Anticholinergic agents may improve symptoms. In PD there is a relative overstimulation at the basal ganglia by cholinergics compared to dopamine. This can be redressed by anticholinergic drugs such as benztropine and procyclidine. They tend only to be used in mild tremor, and they do not help with akinesia or gait.
Selegiline is a monoamine oxidase B inhibitor which slows the catabolism of dopamine. It is useful in early Parkinson’s.
Amantadine is an antiviral agent, which is thought to act by increasing dopamine release and having NMDA receptor antagonist properties. It may be of value in mild early cases and has the advantage of few side-effects.
Depression is common, difficult to treat and makes Parkinson’s disease worse. Hallucinations due to medication and insomnia also occur frequently.
Surgery: These procedures are reserved for advanced cases.
Stereotactic placement of small lesions in the ventro-lateral nucleus of the thalamus can help tremor, but does not help bradykinesia. Unilateral pallidotomy (removal of or lesions made in the globus pallidus) can help tremor, rigidity, bradykinesia and postural instability. However surgery carries the risk of haem-orrhage or infarction in 4%, with a 1% mortality.

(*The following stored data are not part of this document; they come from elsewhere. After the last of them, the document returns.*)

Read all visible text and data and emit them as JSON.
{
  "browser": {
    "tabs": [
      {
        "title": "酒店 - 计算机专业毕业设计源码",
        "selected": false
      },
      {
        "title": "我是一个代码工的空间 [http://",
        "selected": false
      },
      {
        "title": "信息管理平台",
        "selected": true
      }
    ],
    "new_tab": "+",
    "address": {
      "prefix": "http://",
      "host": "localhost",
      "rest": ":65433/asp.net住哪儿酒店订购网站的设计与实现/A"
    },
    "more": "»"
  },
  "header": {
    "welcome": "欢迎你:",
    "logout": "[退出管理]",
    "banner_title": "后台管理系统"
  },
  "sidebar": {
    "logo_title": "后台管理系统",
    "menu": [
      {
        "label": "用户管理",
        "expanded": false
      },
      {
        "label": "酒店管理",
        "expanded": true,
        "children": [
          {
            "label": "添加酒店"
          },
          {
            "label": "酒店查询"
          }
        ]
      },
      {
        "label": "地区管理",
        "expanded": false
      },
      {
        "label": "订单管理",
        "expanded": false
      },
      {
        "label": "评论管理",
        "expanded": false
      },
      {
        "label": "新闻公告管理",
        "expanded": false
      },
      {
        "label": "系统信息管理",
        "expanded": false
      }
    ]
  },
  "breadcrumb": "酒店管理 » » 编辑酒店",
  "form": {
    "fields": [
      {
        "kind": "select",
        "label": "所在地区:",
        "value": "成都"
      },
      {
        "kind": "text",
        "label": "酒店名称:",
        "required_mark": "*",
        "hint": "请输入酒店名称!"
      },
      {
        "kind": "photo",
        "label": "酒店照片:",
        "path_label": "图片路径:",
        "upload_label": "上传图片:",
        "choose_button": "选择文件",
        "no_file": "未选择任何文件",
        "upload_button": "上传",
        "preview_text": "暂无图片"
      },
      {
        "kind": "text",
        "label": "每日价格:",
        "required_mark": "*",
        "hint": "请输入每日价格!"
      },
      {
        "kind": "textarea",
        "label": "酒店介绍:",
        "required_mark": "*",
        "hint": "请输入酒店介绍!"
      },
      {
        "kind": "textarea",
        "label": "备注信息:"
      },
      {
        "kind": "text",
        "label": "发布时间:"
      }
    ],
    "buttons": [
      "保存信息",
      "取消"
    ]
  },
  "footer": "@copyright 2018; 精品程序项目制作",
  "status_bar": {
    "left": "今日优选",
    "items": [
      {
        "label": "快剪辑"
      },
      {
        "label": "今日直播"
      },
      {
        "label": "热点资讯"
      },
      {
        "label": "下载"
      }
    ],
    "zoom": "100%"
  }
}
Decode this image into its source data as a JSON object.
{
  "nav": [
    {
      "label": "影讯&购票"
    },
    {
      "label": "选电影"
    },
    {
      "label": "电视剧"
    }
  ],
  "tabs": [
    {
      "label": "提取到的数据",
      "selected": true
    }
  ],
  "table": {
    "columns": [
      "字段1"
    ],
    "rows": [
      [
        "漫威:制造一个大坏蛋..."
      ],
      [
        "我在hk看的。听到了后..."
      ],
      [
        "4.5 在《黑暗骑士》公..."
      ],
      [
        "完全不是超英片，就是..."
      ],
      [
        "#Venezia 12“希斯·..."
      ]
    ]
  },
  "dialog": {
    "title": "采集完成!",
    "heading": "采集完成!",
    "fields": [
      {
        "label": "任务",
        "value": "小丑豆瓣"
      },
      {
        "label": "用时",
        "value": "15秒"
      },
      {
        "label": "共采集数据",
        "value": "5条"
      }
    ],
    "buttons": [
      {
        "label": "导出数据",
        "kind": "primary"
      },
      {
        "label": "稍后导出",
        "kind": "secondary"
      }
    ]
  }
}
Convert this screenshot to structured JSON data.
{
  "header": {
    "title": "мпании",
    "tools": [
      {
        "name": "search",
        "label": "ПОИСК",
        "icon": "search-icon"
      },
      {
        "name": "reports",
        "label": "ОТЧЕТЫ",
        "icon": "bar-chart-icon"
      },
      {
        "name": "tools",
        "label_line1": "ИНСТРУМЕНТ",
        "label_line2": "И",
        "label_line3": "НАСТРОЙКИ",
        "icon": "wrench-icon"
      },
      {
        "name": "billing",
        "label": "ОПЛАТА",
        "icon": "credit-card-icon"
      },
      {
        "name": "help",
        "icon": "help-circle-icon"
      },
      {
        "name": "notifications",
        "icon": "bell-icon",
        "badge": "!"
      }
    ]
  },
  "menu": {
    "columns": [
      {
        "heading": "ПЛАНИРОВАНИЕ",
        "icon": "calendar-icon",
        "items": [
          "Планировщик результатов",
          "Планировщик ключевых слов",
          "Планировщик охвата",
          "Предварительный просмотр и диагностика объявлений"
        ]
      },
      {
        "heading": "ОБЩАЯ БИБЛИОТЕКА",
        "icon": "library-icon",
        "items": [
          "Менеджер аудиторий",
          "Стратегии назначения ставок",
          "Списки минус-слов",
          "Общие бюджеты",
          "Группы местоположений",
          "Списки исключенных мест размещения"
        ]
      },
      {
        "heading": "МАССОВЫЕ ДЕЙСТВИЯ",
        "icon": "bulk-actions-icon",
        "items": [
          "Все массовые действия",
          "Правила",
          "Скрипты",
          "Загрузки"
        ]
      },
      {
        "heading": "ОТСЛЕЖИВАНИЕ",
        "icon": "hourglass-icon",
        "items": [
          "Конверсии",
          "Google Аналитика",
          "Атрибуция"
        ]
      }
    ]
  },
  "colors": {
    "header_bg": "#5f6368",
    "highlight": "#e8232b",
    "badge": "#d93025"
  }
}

High frequency deep brain stimulation suppresses neuronal activity. Bilateral subthalamic nucleus stimulation or globus pallidus stimulation is most useful in those with difficulty with the on-off phenomenon, as it can improve motor function whilst off medication and dyskinesias whilst on medication. There is a risk of infection from the equipment.
The course of Parkinson’s disease is very variable. The average survival is ∼10 years from onset of symptoms. Drugs appear not to prolong life but levodopa has greatly improved quality of life.
With initial treatment: ∼1/3 improve markedly;
1/3 show some improvement;
1/3 show no significant improvement, which should prompt the search for another cause of the symptoms, as other causes of parkinsonism do not usually respond to the treatment for idiopathic Parkinson’s disease.